I think last time there was SOME voter apathy people not liking either candidate......and the polls just said Hillary had it in the bag so why vote....not going to happen this time
More than 14 million Americans have cast ballots in early voting so far: analysis
Weeks before Election Day, 14 million people have already voted in the presidential election, according to
an analysis by the United States Election Project.
The figure, which includes absentee and in-person early voting, represents about 10 percent of the total 2016 turnout. In several individual states, however, a larger proportion has voted. In Vermont, 95,885 people have voted, nearly 30 percent of those who voted in the state in 2016.
Meanwhile, in Wisconsin, South Dakota and Virginia, turnout has reached about 25 percent of the last presidential election's levels.
Georgia saw an increase of more than 40 percent from 2016, with 128,590 votes cast on Monday, the first day of early voting,
according to BuzzFeed News.
Across the country, Democratic enthusiasm is propelling an enormous wave of early voting
With less than three weeks to go before Nov. 3, roughly 15 million Americans have already voted in the fall election, reflecting an extraordinary level of participation despite barriers erected by the coronavirus pandemic — and setting a trajectory that could result in the majority of voters casting ballots before Election Day for the first time in U.S. history.
In Georgia this week, voters
waited as long as 11 hours to cast their ballots on the first day of early voting. In North Carolina, nearly 1 in 5 of roughly 500,000 who have returned mail ballots so far did not vote in the last presidential election. In Michigan, more than 1 million people — roughly one-fourth of total turnout in 2016 — have already voted.

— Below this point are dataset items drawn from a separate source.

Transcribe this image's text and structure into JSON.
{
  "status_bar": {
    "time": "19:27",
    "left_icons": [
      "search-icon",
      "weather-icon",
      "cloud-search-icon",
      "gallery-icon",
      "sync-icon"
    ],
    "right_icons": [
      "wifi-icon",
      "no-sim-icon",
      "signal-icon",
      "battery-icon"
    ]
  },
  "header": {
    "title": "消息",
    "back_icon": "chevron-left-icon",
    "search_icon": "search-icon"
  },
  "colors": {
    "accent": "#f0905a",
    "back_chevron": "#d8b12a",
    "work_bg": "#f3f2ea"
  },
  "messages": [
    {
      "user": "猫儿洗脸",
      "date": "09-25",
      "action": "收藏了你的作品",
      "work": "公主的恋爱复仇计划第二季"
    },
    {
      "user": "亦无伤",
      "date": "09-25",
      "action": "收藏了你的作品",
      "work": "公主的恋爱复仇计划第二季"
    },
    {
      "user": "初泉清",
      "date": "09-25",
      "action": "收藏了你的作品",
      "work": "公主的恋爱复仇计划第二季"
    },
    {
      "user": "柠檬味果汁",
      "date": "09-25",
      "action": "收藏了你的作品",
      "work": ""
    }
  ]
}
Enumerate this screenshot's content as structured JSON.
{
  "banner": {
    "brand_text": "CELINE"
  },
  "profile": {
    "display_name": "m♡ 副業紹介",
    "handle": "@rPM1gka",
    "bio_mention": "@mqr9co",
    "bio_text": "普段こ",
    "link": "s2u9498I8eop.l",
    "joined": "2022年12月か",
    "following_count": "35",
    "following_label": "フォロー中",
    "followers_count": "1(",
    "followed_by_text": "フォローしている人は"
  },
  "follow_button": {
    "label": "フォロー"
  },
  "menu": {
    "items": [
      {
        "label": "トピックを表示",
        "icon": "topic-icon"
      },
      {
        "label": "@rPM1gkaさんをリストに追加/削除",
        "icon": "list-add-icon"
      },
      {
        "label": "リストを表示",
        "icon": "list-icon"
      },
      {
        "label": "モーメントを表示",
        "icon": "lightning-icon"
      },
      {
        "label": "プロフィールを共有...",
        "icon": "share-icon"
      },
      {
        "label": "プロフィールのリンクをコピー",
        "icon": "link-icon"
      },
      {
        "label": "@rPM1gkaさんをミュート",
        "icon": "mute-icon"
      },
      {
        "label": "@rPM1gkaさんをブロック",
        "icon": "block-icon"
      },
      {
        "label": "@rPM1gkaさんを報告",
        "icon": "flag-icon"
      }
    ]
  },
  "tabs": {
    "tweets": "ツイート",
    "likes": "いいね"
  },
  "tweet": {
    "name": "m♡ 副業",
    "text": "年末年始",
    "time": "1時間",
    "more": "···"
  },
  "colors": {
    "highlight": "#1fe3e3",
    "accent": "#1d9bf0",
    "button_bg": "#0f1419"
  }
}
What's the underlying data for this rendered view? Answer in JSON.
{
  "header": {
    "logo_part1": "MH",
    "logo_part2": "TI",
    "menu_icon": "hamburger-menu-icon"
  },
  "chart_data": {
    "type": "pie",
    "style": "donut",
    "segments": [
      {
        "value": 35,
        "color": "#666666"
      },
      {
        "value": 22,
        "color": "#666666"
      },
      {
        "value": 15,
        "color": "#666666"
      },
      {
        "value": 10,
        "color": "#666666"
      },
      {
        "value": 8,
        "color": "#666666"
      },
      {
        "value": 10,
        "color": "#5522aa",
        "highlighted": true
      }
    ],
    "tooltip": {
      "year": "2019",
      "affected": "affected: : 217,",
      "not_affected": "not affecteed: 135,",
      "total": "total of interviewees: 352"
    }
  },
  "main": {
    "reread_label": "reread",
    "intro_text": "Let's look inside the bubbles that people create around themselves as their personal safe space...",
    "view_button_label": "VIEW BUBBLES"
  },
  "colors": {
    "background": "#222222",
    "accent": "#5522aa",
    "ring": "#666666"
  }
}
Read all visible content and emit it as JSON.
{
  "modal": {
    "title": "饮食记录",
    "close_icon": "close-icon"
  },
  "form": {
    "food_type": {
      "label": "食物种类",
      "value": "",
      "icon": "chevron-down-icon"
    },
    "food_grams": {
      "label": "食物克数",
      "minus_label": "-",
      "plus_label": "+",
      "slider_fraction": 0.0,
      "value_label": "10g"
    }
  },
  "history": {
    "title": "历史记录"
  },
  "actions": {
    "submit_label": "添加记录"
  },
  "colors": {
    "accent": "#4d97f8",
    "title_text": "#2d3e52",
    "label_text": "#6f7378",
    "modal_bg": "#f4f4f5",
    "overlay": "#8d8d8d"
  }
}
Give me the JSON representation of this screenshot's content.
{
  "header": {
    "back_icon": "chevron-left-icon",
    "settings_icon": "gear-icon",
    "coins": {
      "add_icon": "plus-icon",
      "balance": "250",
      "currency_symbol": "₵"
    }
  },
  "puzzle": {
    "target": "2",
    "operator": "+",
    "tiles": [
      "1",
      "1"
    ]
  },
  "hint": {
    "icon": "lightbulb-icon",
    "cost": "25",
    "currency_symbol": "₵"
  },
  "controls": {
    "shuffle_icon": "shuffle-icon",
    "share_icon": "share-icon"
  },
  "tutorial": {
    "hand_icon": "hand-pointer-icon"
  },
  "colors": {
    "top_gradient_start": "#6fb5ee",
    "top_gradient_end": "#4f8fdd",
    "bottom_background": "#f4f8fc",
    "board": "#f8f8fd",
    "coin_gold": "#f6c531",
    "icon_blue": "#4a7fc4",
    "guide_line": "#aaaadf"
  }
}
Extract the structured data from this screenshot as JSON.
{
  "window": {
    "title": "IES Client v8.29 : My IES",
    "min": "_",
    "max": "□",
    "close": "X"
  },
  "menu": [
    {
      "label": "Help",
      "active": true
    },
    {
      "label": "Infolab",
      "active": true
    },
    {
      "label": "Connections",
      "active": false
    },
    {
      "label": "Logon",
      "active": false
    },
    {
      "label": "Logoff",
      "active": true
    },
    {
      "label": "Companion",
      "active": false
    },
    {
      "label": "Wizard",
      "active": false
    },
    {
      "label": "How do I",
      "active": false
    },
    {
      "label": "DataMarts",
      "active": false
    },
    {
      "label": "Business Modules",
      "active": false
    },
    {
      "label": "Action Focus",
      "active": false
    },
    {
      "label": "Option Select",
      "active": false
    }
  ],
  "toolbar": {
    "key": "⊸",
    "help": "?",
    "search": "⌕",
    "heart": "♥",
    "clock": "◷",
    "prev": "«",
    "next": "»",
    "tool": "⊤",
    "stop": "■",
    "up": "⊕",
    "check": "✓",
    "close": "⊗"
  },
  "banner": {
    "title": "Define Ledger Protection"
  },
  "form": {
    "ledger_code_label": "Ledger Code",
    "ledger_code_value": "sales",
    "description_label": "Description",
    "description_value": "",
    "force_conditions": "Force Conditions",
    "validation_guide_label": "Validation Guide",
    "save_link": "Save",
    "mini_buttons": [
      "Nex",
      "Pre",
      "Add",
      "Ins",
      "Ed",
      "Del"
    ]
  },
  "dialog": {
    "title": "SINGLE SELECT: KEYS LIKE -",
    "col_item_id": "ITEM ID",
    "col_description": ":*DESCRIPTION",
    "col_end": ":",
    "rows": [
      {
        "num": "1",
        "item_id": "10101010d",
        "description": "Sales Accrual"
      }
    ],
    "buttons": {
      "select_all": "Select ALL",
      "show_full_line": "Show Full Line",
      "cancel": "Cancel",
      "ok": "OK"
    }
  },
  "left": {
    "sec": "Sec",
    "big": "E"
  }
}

The picture is so stark that election officials around the country are reporting record early turnout, much of it in person, meaning that more results could be available on election night than previously thought.
So far, much of the early voting appears to be driven by heightened enthusiasm among Democrats. Of the roughly 3.5 million voters who have cast ballots in six states that provide partisan breakdowns, registered Democrats outnumber Republicans by roughly 2 to 1, according to a Washington Post analysis of data in Florida, Iowa, Maine, Kentucky, North Carolina and Pennsylvania.